ルッスーリアは書類を差し出したが、ザンザスは受け取らずに目顔で続きを促した。レヴィの書類は詳細で漏れがないが、緻密すぎて全貌を理解するには時間がかかる。内容を大まかに知るだけなら、要約で十分だ。対応が必要になったら目を通し、詳細を把握ればいい。

「エストラーネオの施設が二つ、突入する前に破壊されていたらしいの。所員は皆殺しにされていて、研究データや試作品がゴッソリ盗まれていたんですって」
「監視カメラは」
「確認したけど、何も映ってないそうよ。ただ、室内なのに霧が掛かってるみたいに不鮮明な時があるって……」

言いさして、ルッスーリアはハッと息を呑んだ。ここ最近の抗争に影が見える術師と、エストラーネオの霧に共通点を見出しかけたのだ。しかし、すぐに違うことに気付き、期待は溜息へと変わる。
前者はあまりに巧妙だが、後者は映像が荒くなるほど稚拙だ。技術としては、天と地ほども差がある。ザンザスもすぐに気付いたらしく、小馬鹿にしたような笑みがその口元に浮かんでいる。

「カスどもを集めろ。幻術を見破れなくとも、猟犬ぐらいには使えるだろう」
「どこに追いこんだらいいかしら」
「どこでも良いが、そうだな……」

シチリアは火の海だ。どこでドンパチしたところで、咎める者などありはしない。たとえ往来で戦ったとて、皆が流れ弾を覚悟で歩いているのだから問題はない。
ザンザスは少し悩み、かつて九代目に連れて行かれた教会を思いだした。荘厳で権威的な内装と、世界遺産とは思えぬほど毀れた外装の、実に滑稽なまでのちぐはぐさをよく覚えている。

「マルトラーナだ。俺の獲物に手を出したドカスを裁くには、似合いだろう」
「慈悲も何もないわね、素敵よボス」

そう言いながらも、ルッスーリアは馬鹿な三流術師を大いに哀れんだ。必死の思いで逃げ、救いを求めて教会の扉を叩いたのに、そこには神ではなく凶悪な処刑人が待っているのだ。

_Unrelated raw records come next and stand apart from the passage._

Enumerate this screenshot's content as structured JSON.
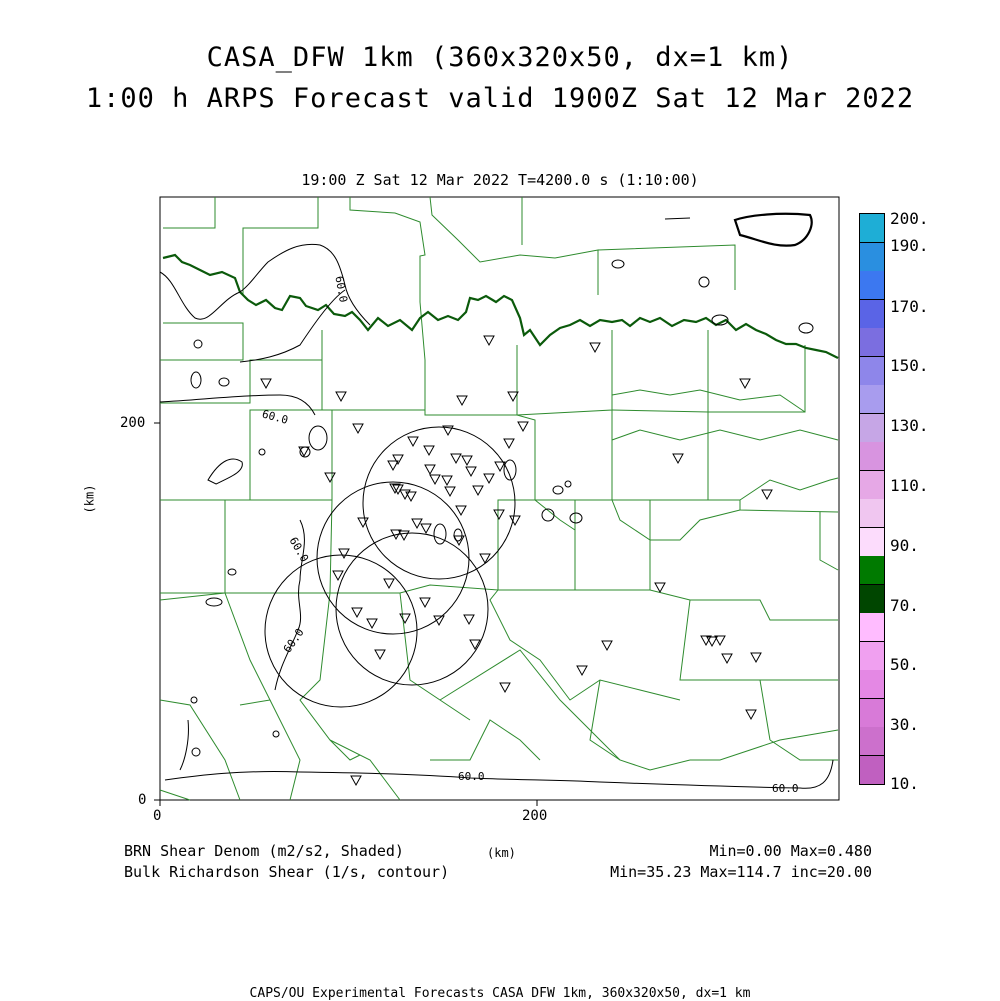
{
  "header": {
    "title_line1": "CASA_DFW 1km (360x320x50, dx=1 km)",
    "title_line2": "1:00 h ARPS Forecast valid 1900Z Sat 12 Mar 2022",
    "subtitle": "19:00 Z Sat 12 Mar 2022   T=4200.0 s (1:10:00)"
  },
  "axes": {
    "x_ticks": [
      "0",
      "200"
    ],
    "y_ticks": [
      "0",
      "200"
    ],
    "x_label": "(km)",
    "y_label": "(km)"
  },
  "colorbar": {
    "labels": [
      "200.",
      "190.",
      "170.",
      "150.",
      "130.",
      "110.",
      "90.",
      "70.",
      "50.",
      "30.",
      "10."
    ],
    "colors_top_to_bottom": [
      "#1eaed6",
      "#2a8fe0",
      "#3c78f0",
      "#5a64e6",
      "#7b6ee0",
      "#8e86ea",
      "#a89cee",
      "#c6a6e6",
      "#d894e0",
      "#e6a8e6",
      "#f0c6f0",
      "#fcdcfc",
      "#007a00",
      "#004600",
      "#ffbcff",
      "#f0a0f0",
      "#e488e4",
      "#d87ad8",
      "#cc70cc",
      "#c060c0"
    ]
  },
  "map": {
    "contour_label": "60.0"
  },
  "footer": {
    "left_line1": "BRN Shear Denom (m2/s2, Shaded)",
    "left_line2": "Bulk Richardson Shear (1/s, contour)",
    "center_unit": "(km)",
    "right_line1": "Min=0.00 Max=0.480",
    "right_line2": "Min=35.23 Max=114.7 inc=20.00",
    "credit": "CAPS/OU Experimental Forecasts  CASA DFW 1km, 360x320x50, dx=1 km"
  }
}
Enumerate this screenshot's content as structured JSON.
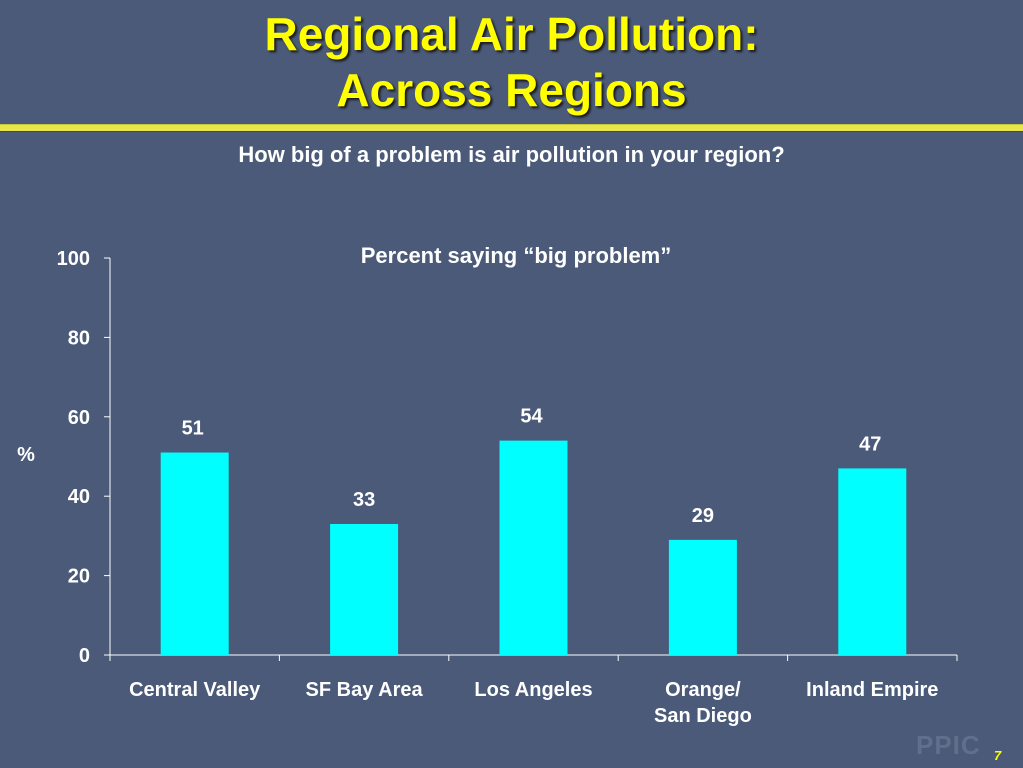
{
  "slide": {
    "title_line1": "Regional Air Pollution:",
    "title_line2": "Across Regions",
    "question": "How big of a problem is air pollution in your region?",
    "logo": "PPIC",
    "page_number": "7",
    "title_color": "#ffff00",
    "background_color": "#4a5a78"
  },
  "chart_data": {
    "type": "bar",
    "title": "Percent saying “big problem”",
    "ylabel": "%",
    "xlabel": "",
    "categories": [
      [
        "Central Valley"
      ],
      [
        "SF Bay Area"
      ],
      [
        "Los Angeles"
      ],
      [
        "Orange/",
        "San Diego"
      ],
      [
        "Inland Empire"
      ]
    ],
    "values": [
      51,
      33,
      54,
      29,
      47
    ],
    "value_labels": [
      "51",
      "33",
      "54",
      "29",
      "47"
    ],
    "ylim": [
      0,
      100
    ],
    "yticks": [
      "0",
      "20",
      "40",
      "60",
      "80",
      "100"
    ],
    "bar_color": "#00ffff",
    "grid": false,
    "legend": "none"
  }
}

開廷前から死刑確定、弁論の余地なく焼き殺される。きっと、魔女裁判に掛けられて殺された術者達と同じように、大いに神を呪うことだろう。もっとも、哀れんだからといって、助けてやろうなどという気は微塵もない。それはそれ、これはこれだ。

「クレアちゃんの誕生日パーティーまでには、片付けたいわねぇ」
「ああ、そういえば」

ボロボロの状態で招待状を持って来た『晴』の姿が思い浮かび、ザンザスはふと首を傾げた。最近の報告で、クレアの傍には『雷』が付いていると聞いている。『晴』は休暇を取って、田舎の母に会いに行ったらしい。

「『晴』の奴はパーティーまでに戻るのか?」
「さあ、わからないわ。最近、『雲』並みに姿が見えないんですって」

太陽が雲隠れとは妙な話だ。晴の守護者に選ばれる人物は大抵、正々堂々と正面から物事を進めるのが好きだ。雲や霧と違って、性格的にこそこそ何かをするのは向いていない。
もし、性に合わぬ行動をする必要があるとしたら。それを頼んだのは、きっと『晴』ではない。もっと狡猾で、策を弄するに長けた人物のはずだ。

九代目か、クレアか。どちらにしろ、動向を調べた方が良いだろう。三流術師を捕まえた後にでも、足取りを追わせよう。そう結論付けて、ザンザスは集めた資料を全てゴミ箱へ突っ込んだ。